No, the president and his deputy aren’t equals

We keep lamenting that leaders turn out rogue almost immediately they are declared winners in elections. Yet despite the agonies, such leaders make us go through, we willingly repeat the same mistake of re-electing them every five years.

To this dilemma, British philosopher Bertrand Russel had an answer: “The whole problem with the world is that fools and fanatics are always so certain of themselves, and wiser people so full of doubts.”

Our society is an exemplification of this truism if only because elected leaders, the most certain of themselves, have so unerringly guided Kenya down the precipice. But this is not to say that all leaders fall in the same mould.

Kenya has produced a few good leaders in-between who would have made it a better place, but their contributions have always been swamped by bad leaders. Unfortunately, the misfits from the majority.

We are barely a few paces from the spot we were during colonial days. Negative ethnicity, which wasn’t even an issue in 1963, is the beacon for our politics.

Arguably, Kenyans are poorer today than they were at independence. Rampant corruption resulting from state capture has guaranteed that Kenyans barely afford quality medical care, let alone quality education that remains a preserve of a select few in society.

More than half a century post-independence, we should be able to look back and say it was worth the struggle, but the question is; was it? We continue to labour under the yoke of not only bad, but mediocre leadership.

A leadership that is temperament-driven and lacks focus having sprouted from unfocused political parties.

Persuade voters

The New York Times columnist and author Tom Wicker aptly said this of political parties, and nothing dissuades me from agreeing, that “our political parties exist for no other reason than to win power; they are not ideological debating societies designed to present a particular political philosophy and to persuade voters to accept it”.

The glaring split in the ruling Jubilee Party vindicates this observation. What is its ideology? When murmurs of serious rifts in Jubilee first surfaced circa March 2018, Deputy President William Ruto was vocal in refuting them; painting a picture of normalcy that fooled no one. But with the emergence of belligerent political gangs in Jubilee, the futility of pretending all well became apparent to all, so much that even the deputy president has since stopped claiming all was well.

Uncompromising positions have been taken to the detriment of our country because mediocre politicians force their petty differences to be shared by the common man.

Political gang wars have left some of our leaders groping in the dark, trying to find footing and something to hold on to in their panic as a mighty political whirlwind keeps tossing them in different directions, so much that they appear to have lost compass.

By chance, a few who have been clutching onto straw as the virulent current generated by the March 9, 2018 handshake threatened to swamp them, have found something a little bit more solid to hang on in their desperate bids to survive the torrent. That ‘solid thing’ happens to be Interior Cabinet Secretary Fred Matiang’i.

The crest

A few days ago, Dr Matiang’i ruffled feathers in some quarters when he publicly averred his allegiance was to the president; ideally, the ultimate appointing authority in the country. That is a fact that nobody should deign to argue against.

Those propping the argument that the presidency is dual miss the point by a mile. First, whoever offers him/herself for the presidency chooses a running mate. That fact alone debunks any illusion of equality.
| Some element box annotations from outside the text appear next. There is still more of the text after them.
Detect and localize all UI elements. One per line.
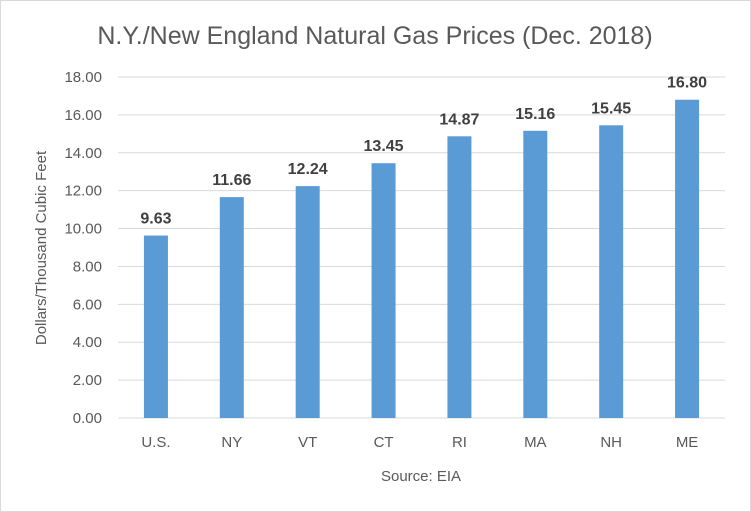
y-tick-label: 4.00 <box>73 334 102 351</box>
x-category-label: RI <box>452 434 467 451</box>
y-tick-label: 16.00 <box>64 107 102 124</box>
chart-title: N.Y./New England Natural Gas Prices (Dec… <box>97 22 652 50</box>
y-tick-label: 6.00 <box>73 296 102 313</box>
bar <box>447 136 472 418</box>
gridlines <box>118 76 725 419</box>
data-labels: 9.63 11.66 12.24 13.45 14.87 15.16 15.45 16.80 <box>140 75 707 228</box>
bar <box>599 125 624 418</box>
y-tick-label: 2.00 <box>73 372 102 389</box>
x-category-label: VT <box>298 434 317 451</box>
data-label: 15.45 <box>591 100 631 117</box>
data-label: 11.66 <box>212 172 251 189</box>
bars <box>143 99 700 418</box>
bar <box>219 197 244 418</box>
x-axis-label: Source: EIA <box>381 468 461 485</box>
bar <box>523 130 548 418</box>
y-tick-label: 14.00 <box>64 145 102 162</box>
data-label: 16.80 <box>667 75 707 92</box>
y-axis-ticks: 0.00 2.00 4.00 6.00 8.00 10.00 12.00 14.00 16.00… <box>64 69 102 427</box>
y-tick-label: 18.00 <box>64 69 102 86</box>
data-label: 15.16 <box>515 106 555 123</box>
bar <box>675 99 700 418</box>
bar <box>371 163 396 418</box>
y-axis-label: Dollars/Thousand Cubic Feet <box>33 150 50 345</box>
bar <box>143 235 168 418</box>
x-category-label: NY <box>221 434 242 451</box>
x-category-label: CT <box>374 434 394 451</box>
data-label: 13.45 <box>364 138 404 155</box>
y-tick-label: 10.00 <box>64 221 102 238</box>
bar <box>295 186 320 418</box>
y-tick-label: 8.00 <box>73 258 102 275</box>
x-category-label: U.S. <box>141 434 170 451</box>
x-category-label: NH <box>600 434 622 451</box>
y-tick-label: 0.00 <box>73 410 102 427</box>
y-tick-label: 12.00 <box>64 183 102 200</box>
x-axis-categories: U.S. NY VT CT RI MA NH ME <box>141 434 698 451</box>
data-label: 9.63 <box>140 211 171 228</box>
data-label: 12.24 <box>288 161 328 178</box>
data-label: 14.87 <box>439 111 479 128</box>
x-category-label: MA <box>524 434 547 451</box>
x-category-label: ME <box>676 434 699 451</box>
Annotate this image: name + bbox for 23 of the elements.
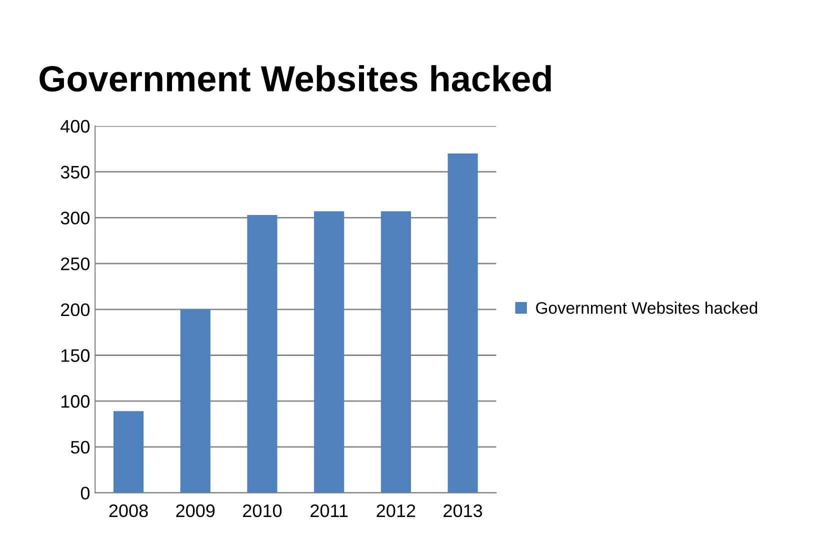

Even in marriages ordained by God, the man ranks a notch higher than the wife, notwithstanding that they become a single entity upon marriage; and the Bible affirms it.

Second, not having been on the ballot paper, hence not having been independently voted for, a deputy president merely rides on the crest of the wave created by the president’s boat.

Just because a caveat was put in the constitution to accord the deputy president security of tenure given his vulnerable position doesn’t make him equal to the president. In any case, the DP takes directions from the president. Where then is the equality?

Former American astrologer Carl Sagan opined that: “In science, it often happens that scientists say, ‘you know that’s a really good argument; my position is mistaken’, and then they would actually change their minds and you never hear that old view from them again.

“They really do it. It doesn’t happen as often as it should, because scientists are human and change is sometimes painful. But it happens every day. I cannot recall the last time something like that happened in politics”.

How about the belligerent Tangatanga squad proving Carl Sagan wrong?